En quoi est-ce un problème?
Shoah nous confronte à la question de l'authentique. C'est un immense monument cinématographique, dans le genre documentaire. Dans ce film, qui est un chef-d'œuvre, il y avait comme un accord implicite qui était de ne montrer aucun camp. Jamais. La grande question, depuis Shoah, est : faut-il ou non montrer des scènes de camp ? Nous ne voulions pas faire un film sur l'Holocauste. Il y a en a, et des mauvais. Non, ce film est très fidèle au livre dans la mesure où il s'agit de l'itinéraire d'une âme qui traverse, à un moment donné, un camp de concentration.
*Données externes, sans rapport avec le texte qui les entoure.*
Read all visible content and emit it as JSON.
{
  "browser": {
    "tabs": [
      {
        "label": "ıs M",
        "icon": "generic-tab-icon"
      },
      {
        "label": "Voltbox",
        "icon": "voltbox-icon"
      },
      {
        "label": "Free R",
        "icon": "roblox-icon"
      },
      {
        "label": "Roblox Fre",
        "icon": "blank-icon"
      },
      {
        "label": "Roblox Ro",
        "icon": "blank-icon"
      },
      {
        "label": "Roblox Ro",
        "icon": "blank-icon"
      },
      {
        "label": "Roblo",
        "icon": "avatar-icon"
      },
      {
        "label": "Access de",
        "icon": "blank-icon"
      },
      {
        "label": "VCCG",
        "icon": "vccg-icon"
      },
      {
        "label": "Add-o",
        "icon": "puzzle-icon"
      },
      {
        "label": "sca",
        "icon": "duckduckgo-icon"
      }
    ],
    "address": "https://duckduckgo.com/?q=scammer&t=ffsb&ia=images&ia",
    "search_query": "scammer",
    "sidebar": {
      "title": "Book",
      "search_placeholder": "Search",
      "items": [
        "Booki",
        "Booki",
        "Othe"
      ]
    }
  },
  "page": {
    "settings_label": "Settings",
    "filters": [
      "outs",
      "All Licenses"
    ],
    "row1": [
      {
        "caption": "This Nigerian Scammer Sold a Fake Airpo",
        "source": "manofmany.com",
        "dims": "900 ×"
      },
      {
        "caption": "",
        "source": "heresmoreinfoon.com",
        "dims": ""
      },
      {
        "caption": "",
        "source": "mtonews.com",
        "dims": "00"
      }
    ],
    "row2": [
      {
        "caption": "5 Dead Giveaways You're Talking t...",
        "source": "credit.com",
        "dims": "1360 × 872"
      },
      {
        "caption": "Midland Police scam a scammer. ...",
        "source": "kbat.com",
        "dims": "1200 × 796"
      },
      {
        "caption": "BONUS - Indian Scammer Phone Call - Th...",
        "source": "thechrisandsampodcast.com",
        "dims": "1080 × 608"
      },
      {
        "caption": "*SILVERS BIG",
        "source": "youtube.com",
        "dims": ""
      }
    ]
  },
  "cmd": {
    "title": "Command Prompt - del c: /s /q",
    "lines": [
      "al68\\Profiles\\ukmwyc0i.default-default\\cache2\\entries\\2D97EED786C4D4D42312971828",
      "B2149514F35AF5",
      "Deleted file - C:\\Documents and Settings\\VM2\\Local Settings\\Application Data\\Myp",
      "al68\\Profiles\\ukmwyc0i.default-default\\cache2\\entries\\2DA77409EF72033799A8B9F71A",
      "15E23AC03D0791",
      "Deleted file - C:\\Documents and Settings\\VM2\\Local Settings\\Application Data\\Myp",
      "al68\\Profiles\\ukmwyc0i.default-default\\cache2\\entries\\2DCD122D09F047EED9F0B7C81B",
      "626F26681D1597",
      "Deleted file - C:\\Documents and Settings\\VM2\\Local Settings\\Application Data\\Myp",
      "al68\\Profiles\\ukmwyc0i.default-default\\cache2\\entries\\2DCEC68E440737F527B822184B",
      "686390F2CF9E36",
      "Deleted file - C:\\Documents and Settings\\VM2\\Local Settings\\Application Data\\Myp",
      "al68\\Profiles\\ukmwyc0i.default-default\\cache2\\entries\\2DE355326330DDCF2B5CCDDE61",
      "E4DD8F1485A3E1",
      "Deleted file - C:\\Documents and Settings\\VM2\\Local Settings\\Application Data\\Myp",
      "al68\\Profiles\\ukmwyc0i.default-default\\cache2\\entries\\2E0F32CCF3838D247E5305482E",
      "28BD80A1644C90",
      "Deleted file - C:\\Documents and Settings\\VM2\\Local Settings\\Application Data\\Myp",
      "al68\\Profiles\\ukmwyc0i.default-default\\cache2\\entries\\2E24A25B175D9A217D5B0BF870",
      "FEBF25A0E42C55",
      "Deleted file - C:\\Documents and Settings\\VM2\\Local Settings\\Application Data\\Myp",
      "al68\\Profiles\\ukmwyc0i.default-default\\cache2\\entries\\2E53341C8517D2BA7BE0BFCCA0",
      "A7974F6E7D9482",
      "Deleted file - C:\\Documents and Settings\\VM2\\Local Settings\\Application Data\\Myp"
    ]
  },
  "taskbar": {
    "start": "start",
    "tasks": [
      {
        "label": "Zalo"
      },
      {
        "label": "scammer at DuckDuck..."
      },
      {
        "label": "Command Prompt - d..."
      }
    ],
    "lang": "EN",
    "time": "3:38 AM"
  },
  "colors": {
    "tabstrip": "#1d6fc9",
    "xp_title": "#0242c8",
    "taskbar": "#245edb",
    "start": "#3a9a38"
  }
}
Il y a eu d'autres exemples, précédemment : La liste de Schindler, de Steven Spielberg, qui me semble très mauvais car c'est un film démonstratif sur l'Holocauste ; ou, au contraire, La vie est belle, de Roberto Benigni, que j'estime beaucoup. Mais Benigni appartient à une autre génération, qui n'a pas connu les camps. Moi, j'appartiens à la dernière génération des survivants, celle de ceux qui avaient quatorze-quinze ans lorsqu'ils furent déportés, et j'ai pris la décision de raconter ce qui se passait vraiment dans un camp de concentration.
Mais le film de Benigni, La vie est belle, avait déclenché une sacrée polémique lors de sa sortie : beaucoup ont été choqués et ont dénoncé l'hédonisme un peu naïf du film, qui semblait très éloigné de la réalité - supposée? - des camps. Or, il est vrai que la vision de Benigni n'est guère éloignée de la vôtre, à cela près que vous, vous avez été déporté et que vous connaissez la réalité des camps...
Oui, cette polémique s'est également étendue à l'Allemagne et à la Hongrie. Il s'agit d'un très mauvais procès. J'ai écrit, à l'époque, un long article à propos de ce film que j'ai intitulé : « A qui appartient Auschwitz ? » La question posée par les détracteurs du film était : a-t-on le droit d'aimer un tel film ? Mais oui, bien sûr ! D'autres ont demandé si l'on avait le droit de faire de l'humour et d'utiliser la forme du conte pour parler de l'Holocauste. Encore une fois : mais oui, bien sûr ! La notion de jeu était capitale dans le quotidien des camps. Et lorsque Benigni utilise, dans une scène finale, le mot « victoire », on sent qu'il s'agit en réalité d'une défaite. Ce qui est absurde, c'est de poser la survie comme une victoire, ce que fait Spielberg dans La liste de Schindler.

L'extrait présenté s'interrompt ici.